The Provost Innovation in Teaching Showcase features a selection of particularly meritorious nominations for the award. Throughout the year, case studies of innovative teaching and learning will be shared with the campus community on this site as part of a web-based library of innovations. These additional showcase innovations remain eligible for future Provost Innovation in Teaching Awards.
The Pilgrimage Project
J.R. Osborne, Communications, Culture & Technology
The Pilgrimage Project brought together six academic courses, four faculty, three departments, and two external collaborators from the Smithsonian Institution and the Metropolitan Museum of Art. Students engaged in collaborative, project-based learning and used an iterative design process to digitally map resources and stories on campus, which culminated in an interactive, multi-sensory, and multi-disciplinary exhibition and public event held at Old North. The Pilgrimage Project was first drafted at the annual Teaching, Learning and Innovation Summer Institute and supported through a grant from the Initiative on Technology Enhanced Learning.
Innovations in Teaching Proof
James Sandefur, Math and Statistics
Through two NSF grants and many years of research and iterating, Sandefur has developed a demonstrably successful Proof course in which he holds students responsible for their learning via out-of-class assignments, in addition to introducing interactive classroom activities. Widely documenting and sharing his work, Sandefur has also developed supporting written materials, the most innovative being videos of other students working aloud, so that students and other faculty can learn from their thinking and learning processes.

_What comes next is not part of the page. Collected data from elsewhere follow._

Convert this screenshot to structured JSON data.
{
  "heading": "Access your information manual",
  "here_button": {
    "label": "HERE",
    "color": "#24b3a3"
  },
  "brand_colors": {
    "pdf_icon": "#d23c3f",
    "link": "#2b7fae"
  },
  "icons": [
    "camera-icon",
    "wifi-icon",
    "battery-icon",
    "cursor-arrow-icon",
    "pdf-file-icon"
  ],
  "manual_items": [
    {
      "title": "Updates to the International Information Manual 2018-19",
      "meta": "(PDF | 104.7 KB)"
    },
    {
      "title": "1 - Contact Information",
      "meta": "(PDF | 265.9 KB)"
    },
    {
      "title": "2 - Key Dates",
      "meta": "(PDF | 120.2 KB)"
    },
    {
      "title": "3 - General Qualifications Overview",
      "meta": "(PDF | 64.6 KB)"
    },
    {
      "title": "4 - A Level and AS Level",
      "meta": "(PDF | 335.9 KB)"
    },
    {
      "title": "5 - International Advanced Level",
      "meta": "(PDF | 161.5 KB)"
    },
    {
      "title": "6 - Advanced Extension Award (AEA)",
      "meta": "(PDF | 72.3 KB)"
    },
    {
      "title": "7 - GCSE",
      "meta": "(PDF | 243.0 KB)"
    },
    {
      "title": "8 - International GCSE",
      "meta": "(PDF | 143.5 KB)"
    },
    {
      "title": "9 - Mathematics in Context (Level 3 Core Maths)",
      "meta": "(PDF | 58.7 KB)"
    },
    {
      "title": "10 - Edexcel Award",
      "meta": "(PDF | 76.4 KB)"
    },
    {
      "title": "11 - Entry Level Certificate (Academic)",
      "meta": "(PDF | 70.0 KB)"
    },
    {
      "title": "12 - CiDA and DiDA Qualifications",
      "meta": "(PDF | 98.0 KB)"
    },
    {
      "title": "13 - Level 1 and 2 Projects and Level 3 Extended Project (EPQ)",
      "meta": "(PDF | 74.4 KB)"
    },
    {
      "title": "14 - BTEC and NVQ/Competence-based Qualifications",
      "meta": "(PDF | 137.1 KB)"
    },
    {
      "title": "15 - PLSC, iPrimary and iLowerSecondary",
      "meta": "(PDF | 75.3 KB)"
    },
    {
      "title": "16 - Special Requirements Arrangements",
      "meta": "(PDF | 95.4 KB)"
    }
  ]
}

As the revamped second required course in History, the HIST 099 curriculum shares the experience of “doing history” as faculty teach focused topics that represent their specializations and passions. Featuring frequent writing and revising assignments, as well as weekly History Lab sessions, the course emphasizes iterative work in multiple sections each semester. The weekly lab day involves discussing documents or images, considering and comparing different examples of various categories of sources, demonstrating the use of Library resources, and other hands-on tasks.
Using a theory of language called Systemic Functional Linguistics to guide curricular organization, German department faculty reimagined their undergraduate program through their now-renowned “Developing Multiple Literacies” model. Materials and task-based pedagogies allow for intellectually stimulating content early on as well as sustained attention to the development of language abilities in upper-level courses, which eliminates the bifurcation between “language” classes and “content” classes. The innovation was developed over two decades, involving a community of faculty and graduate students, many of whom have now spread the method to other institutions.
English MA Capstone
Maggie Debelius, Sherry Linkon, and Matt Pavesich, Department of English / Writing Program
English professors Debelius, Linkon, and Pavesich worked with colleagues to create an alternative to the traditional graduate thesis, allowing students to represent the professional, intellectual, and creative expertise acquired through earning the English MA. Students create digital humanities projects-including grant proposals, portfolios, online exhibits and games, podcasts, maps, and other resources–that explore the potential of digital communication to represent layers of integration and interplay among theory, texts, culture, the academy, and the public humanities.